Two more companies have responded to the concerns of Family First NZ and other concerned family groups and parents by withdrawing any future advertising from TV3’s offensive and pornographic Californication series.

“Both Subway and Castrol have withdrawn their advertising following another highly offensive episode of Californication last night,” says Bob McCoskrie, National Director of Family First NZ. “This follows on from the six other companies and a government department withdrawing their advertising following the first episode. They were Burger King, CRC, Finish Dishwashing Liquid, Cadbury, Flight Centre, Ferrit and the Ministry of Economic Development.”

Family First is calling on other companies who advertised during the first 2 episodes to also withdraw future advertising from the programme.

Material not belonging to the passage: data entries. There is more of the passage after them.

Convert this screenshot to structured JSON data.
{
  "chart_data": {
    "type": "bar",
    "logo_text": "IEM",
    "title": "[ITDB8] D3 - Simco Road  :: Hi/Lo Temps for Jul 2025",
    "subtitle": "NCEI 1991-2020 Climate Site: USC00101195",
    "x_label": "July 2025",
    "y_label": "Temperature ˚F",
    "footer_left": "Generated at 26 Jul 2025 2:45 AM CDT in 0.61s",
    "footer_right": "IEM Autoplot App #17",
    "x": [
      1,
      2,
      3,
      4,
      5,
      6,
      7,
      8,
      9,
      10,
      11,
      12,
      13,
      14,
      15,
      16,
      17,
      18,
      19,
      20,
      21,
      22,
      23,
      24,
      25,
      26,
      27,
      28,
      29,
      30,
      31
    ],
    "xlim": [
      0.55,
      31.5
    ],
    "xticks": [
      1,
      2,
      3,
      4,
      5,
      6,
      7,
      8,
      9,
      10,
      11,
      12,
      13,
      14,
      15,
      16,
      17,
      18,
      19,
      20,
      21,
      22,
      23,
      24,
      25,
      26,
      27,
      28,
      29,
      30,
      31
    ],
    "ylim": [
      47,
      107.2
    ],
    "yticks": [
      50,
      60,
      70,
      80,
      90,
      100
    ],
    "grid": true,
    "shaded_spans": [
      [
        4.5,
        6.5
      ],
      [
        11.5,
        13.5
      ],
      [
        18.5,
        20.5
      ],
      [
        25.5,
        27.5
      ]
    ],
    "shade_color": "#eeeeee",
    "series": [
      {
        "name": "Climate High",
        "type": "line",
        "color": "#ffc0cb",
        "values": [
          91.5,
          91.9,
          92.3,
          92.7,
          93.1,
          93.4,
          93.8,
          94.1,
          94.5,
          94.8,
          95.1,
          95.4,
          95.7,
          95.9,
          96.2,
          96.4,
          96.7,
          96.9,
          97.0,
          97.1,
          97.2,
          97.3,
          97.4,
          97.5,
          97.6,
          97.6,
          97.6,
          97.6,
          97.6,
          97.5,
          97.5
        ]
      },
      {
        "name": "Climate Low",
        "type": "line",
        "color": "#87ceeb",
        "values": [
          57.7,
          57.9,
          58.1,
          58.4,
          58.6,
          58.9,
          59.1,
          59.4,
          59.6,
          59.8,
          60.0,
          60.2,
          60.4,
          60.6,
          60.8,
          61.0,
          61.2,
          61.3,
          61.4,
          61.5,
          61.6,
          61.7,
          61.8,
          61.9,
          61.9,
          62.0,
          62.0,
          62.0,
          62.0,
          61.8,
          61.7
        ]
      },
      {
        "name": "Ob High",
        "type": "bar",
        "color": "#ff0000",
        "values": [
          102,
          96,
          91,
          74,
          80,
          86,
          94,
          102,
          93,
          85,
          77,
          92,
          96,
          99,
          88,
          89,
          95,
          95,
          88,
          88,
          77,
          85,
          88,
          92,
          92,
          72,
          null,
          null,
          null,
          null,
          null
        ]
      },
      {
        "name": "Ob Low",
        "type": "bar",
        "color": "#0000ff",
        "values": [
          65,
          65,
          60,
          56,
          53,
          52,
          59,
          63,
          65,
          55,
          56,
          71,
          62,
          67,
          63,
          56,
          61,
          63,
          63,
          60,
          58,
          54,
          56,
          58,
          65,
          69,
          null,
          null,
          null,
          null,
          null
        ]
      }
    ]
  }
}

They include Bond and Bond, Supercheap Autos, Mitre 10, Nissan, Mintshot, Bivouac Outdoor, Moccona Coffee, Genesis Energy, Vodafone, Tui, Business Mentors and Monteiths.

The latest episode featured explicit sex scenes, constant explicit sexual talk and innuendo, was littered with foul language including 19 uses of the ‘F’ word, the young daughter calling her father an a**hole and boasting about having a shirt that says “Jesus is a C Word”, drug use, and an underage girl sexually touching the lead character.

“Sadly and perhaps ironically, the police who advertised during the first episode and who are dealing with some of the increase in sexual crime, offensive language and behaviour and drug crimes promoted and normalised by this type of programme have said they are unwilling to remove their advertising,” says Mr McCoskrie.

“Despite this, the campaign against Californication has been an outstanding success because we have found that companies have understood that by advertising during programmes that are offensive and harmful to the good of society, they are indirectly supporting it with their advertising dollar. Many of them seem unaware of just how objectionable some of these programmes are, and when made aware, do not want to be associated with it.”

“We congratulate these businesses for taking a pro-family stance, and encourage other businesses to be proactive in determining what programmes their advertising is associated with.”

“It has proven that companies can help pressure television networks to clean up their act.”